Outra vez o Inter volta de Chapecó amargando uma dura derrota. Os colorados não souberam aproveitar os tropeços de adversários diretos na rodada, jogaram pouco e não podem reclamar da sorte, dando-se o luxo de errar um pênalti no último minuto do confronto na lotada Arena Condá. Aliás, por que Damião e não D’Alessandro efetuou a cobrança?

O time de Odair Hellmann vinha mantendo uma longa invencibilidade desde o tropeço ocorrido contra o América Mineiro, aliás, um jogo com ingredientes parecidos com o da noite dessa segunda-feira. E não me refiro à camiseta verde do adversário, mas sim ao excesso de respeito – ou seria soberba? – diante de um adversário, absurdamente, mais fraco.
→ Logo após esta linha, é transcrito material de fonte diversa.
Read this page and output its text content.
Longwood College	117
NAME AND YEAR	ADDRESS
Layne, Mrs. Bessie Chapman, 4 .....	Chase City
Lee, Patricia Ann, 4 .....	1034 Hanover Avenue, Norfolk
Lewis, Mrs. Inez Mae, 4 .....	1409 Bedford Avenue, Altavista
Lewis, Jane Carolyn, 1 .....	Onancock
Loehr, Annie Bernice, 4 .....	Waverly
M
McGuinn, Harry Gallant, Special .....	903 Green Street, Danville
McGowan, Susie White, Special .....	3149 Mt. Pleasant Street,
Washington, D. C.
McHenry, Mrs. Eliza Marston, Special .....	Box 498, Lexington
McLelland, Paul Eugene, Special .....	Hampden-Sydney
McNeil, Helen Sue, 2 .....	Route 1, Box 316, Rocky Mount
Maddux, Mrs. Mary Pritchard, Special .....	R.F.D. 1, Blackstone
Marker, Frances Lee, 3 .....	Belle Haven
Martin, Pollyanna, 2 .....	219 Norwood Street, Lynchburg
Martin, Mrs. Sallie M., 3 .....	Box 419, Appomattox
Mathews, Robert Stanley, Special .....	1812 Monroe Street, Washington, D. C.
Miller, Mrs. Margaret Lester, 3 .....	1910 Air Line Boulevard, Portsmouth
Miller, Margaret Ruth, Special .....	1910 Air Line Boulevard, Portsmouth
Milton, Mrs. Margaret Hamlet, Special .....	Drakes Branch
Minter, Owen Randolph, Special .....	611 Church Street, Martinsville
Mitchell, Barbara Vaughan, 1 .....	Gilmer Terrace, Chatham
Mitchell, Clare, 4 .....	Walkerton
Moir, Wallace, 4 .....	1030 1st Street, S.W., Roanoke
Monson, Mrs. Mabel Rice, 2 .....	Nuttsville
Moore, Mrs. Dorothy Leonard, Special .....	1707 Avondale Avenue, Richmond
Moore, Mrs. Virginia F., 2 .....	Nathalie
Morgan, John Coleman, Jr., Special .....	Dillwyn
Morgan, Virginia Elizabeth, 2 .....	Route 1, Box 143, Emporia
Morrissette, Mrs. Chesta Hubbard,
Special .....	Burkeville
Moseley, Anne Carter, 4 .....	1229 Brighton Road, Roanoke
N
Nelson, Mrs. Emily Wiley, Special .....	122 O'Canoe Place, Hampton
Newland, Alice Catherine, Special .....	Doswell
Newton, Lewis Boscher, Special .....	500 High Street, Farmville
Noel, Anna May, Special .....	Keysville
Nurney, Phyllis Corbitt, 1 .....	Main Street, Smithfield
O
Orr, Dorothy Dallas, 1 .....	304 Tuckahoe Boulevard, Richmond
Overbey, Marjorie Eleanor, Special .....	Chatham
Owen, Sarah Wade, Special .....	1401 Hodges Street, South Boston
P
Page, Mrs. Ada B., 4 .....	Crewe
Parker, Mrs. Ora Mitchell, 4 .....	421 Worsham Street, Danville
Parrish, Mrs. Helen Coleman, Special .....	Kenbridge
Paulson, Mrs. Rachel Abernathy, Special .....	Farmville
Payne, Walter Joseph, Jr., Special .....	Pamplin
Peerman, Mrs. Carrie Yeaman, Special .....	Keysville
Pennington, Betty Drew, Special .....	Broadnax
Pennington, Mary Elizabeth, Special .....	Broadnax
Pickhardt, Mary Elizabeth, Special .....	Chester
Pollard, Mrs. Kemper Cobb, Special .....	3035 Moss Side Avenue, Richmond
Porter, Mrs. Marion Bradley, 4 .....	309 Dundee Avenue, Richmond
Sempre digo que a diferença num campeonato tão equilibrado como o Brasileirão está nos pontos perdidos contra os ditos “pequenos”. Há 13 rodadas ainda pela frente e, em tese, o carnê do Inter é menos complicado que os de São Paulo e Palmeiras. Mas os pontos deixados em Chapecó podem sim fazer uma falta enorme lá na frente.

O próximo jogo também será longe de Porto Alegre e, igualmente, contra um adversário que não vive grande momento. O Inter não pode nem pensar em voltar de São Paulo sem pontos conquistados diante do Corinthians. O fracasso no oeste catarinense deixou a corda esticada em se tratando de luta pelo título.

A zebra argentina no caminho

Com astral revigorado após a vitória de seu time reserva sobre o Paraná, que caminha a passos largos de volta à Série B, o Grêmio irá encarar, na noite desta terça, o ilustre desconhecido Atlético Tucumán, que não está entre as grandes forças do futebol argentino, mas vem surpreendendo. No campeonato nacional dos hermanos, ocupa, neste momento, a segunda colocação. O astral por lá é muito positivo, portanto.

Na Libertadores, o Tucumán também não para de surpreender. Ainda que não tenha pegado um grupo tão complicado na fase classificatória, chegou às quartas de final despachando o respeitável Nacional, da Colômbia, que não faz muito andou conquistando a América. O clube vive a melhor fase nos seus 116 anos de trajetória.

Da porta do vestiário para fora, o discurso tricolor é de respeito, mas, mesmo com aquele susto diante do Estudiantes, convenhamos, o favoritismo é gremista. Na parte técnica, vêm mudanças importantes e talvez providenciais, com as ausências de Leo Moura, Jael e André.